Stefan János Wagner hat das Projekt ins Leben gerufen und begleitet auch die ersten Treffen.

Troisdorf – Seit Jahren pflegt sie ihren kranken Mann. „Wir schaffen das“, hat sie lange gedacht. Doch manchmal kommen auch die Zweifel. „Es macht müde, immer die Kraft aufzubringen“, sagt die Mittvierzigerin. Ein mögliches Thema für die Texte, die sie in Zukunft gern schreiben würde: „Pflegende schreiben“ heißt ein neues Format des Paritätischen; eine Schreibwerkstatt der Pflegeselbsthilfe Bonn/Rhein-Sieg-Kreis.

„Pflege ist kein Hobby“, weiß auch Stefan János Wagner, der das Projekt initiiert hat und die ersten Treffen begleitet. „Das kommt über einen Menschen“, vor allem in der privaten Pflege: Mehr als eine Million Frauen und Männer in Nordrhein-Westfalen pflegt Angehörige, 640 000 Menschen sind auf Pflege angewiesen.

Die große Verantwortung, die Auseinandersetzung mit der Pflegekasse, der Einsatz oftmals ohne große Pausen belasten die Angehörigen; aber auch die professionell Pflegenden kommen oft an ihre Grenzen. Darum sind sie ebenfalls angesprochen und zur kostenlosen Teilnahme an der Schreibwerkstatt eingeladen.

Pflegende brauchen Unterstützung

„Die Themen bleiben oft im Raum“, sagt Wagner; in der Schreibwerkstatt soll es die Möglichkeit geben, das nicht nur festzuhalten, sondern auch an die Öffentlichkeit zu tragen. Die Texte werden unter anderem über Social-Media-Kanäle verbreitet.

Früher hat auch B. geschrieben, die zum ersten Treffen nach Troisdorf gekommen ist. „Gedichte, ab und zu Tagebuch.“ Doch gerade in den vergangenen Wochen, als es ihr nicht so gut ging, hat sie das nicht getan. „Dabei hätte es mir wahrscheinlich geholfen“; doch brauchte sie ihre Energie für die Betreuung des kranken Ehemanns, der zunehmend Unterstützung benötigt. „Das nimmt einen großen Teil des Tages ein“, bislang ist bei der Familie kein Pflegedienst im Einsatz.

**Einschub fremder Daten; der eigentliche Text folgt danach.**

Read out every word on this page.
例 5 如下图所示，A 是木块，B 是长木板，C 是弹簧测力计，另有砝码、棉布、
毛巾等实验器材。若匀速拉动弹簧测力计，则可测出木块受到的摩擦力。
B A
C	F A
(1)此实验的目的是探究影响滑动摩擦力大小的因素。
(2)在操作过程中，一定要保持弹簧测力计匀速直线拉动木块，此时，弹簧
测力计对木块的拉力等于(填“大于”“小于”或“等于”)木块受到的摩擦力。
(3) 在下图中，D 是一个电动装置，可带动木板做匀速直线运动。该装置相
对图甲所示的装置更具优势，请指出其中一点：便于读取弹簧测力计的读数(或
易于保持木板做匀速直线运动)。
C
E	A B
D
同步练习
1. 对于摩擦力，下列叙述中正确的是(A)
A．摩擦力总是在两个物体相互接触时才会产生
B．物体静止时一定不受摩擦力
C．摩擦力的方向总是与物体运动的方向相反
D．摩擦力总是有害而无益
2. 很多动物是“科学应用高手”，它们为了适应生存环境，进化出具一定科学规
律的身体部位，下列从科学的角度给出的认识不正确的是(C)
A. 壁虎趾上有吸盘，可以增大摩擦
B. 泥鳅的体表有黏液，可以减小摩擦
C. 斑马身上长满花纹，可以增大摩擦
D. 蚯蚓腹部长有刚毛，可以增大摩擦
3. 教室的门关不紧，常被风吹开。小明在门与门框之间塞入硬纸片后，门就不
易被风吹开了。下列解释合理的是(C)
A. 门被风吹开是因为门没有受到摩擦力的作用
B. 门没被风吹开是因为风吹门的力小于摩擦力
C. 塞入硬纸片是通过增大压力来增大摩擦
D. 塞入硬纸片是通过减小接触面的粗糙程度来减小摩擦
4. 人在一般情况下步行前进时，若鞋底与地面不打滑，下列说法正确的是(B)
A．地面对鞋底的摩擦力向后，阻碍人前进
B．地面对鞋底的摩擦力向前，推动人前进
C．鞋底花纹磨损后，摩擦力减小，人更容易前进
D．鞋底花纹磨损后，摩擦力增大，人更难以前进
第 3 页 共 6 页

„Dass pflegende Angehörige sich Unterstützung holen“, ist daher auch eine Botschaft an Menschen in gleicher Lage, die sie in ihren Texten vermitteln möchte. „Schaut her!“ lautet ihr Appell an die Leser. Der Staat müsste mehr Unterstützung bieten, ist sie überzeugt.

Ein „Mitmachprojekt“ sei die Schreibwerkstatt, betont Stefan János Wagner. Die Träger öffnen Räume, die Teilnehmer treffen sich zunächst zum Austausch. „Es ist ja nicht jedermanns Sache, Texte zu schreiben“, sagt er. Und so geht es auch zunächst um die Inhalte, um die Erfahrungen, die pflegende Angehörige oder auch Fachpersonal einbringen können, und nicht um den fertigen Text. Der im Regelfall ohnehin nicht bei den Treffen entsteht, wo Wagner „Impulse setzen“ möchte. „Man macht das zu Hause“, macht das mit sich selbst aus, „oft nachts“. Vielleicht aber finde man in der Schreibwerkstatt jemanden, der die Zeilen einmal freundlich gegenliest. Und mit dem man auch über das Treffen hinaus einen Austausch pflegen kann.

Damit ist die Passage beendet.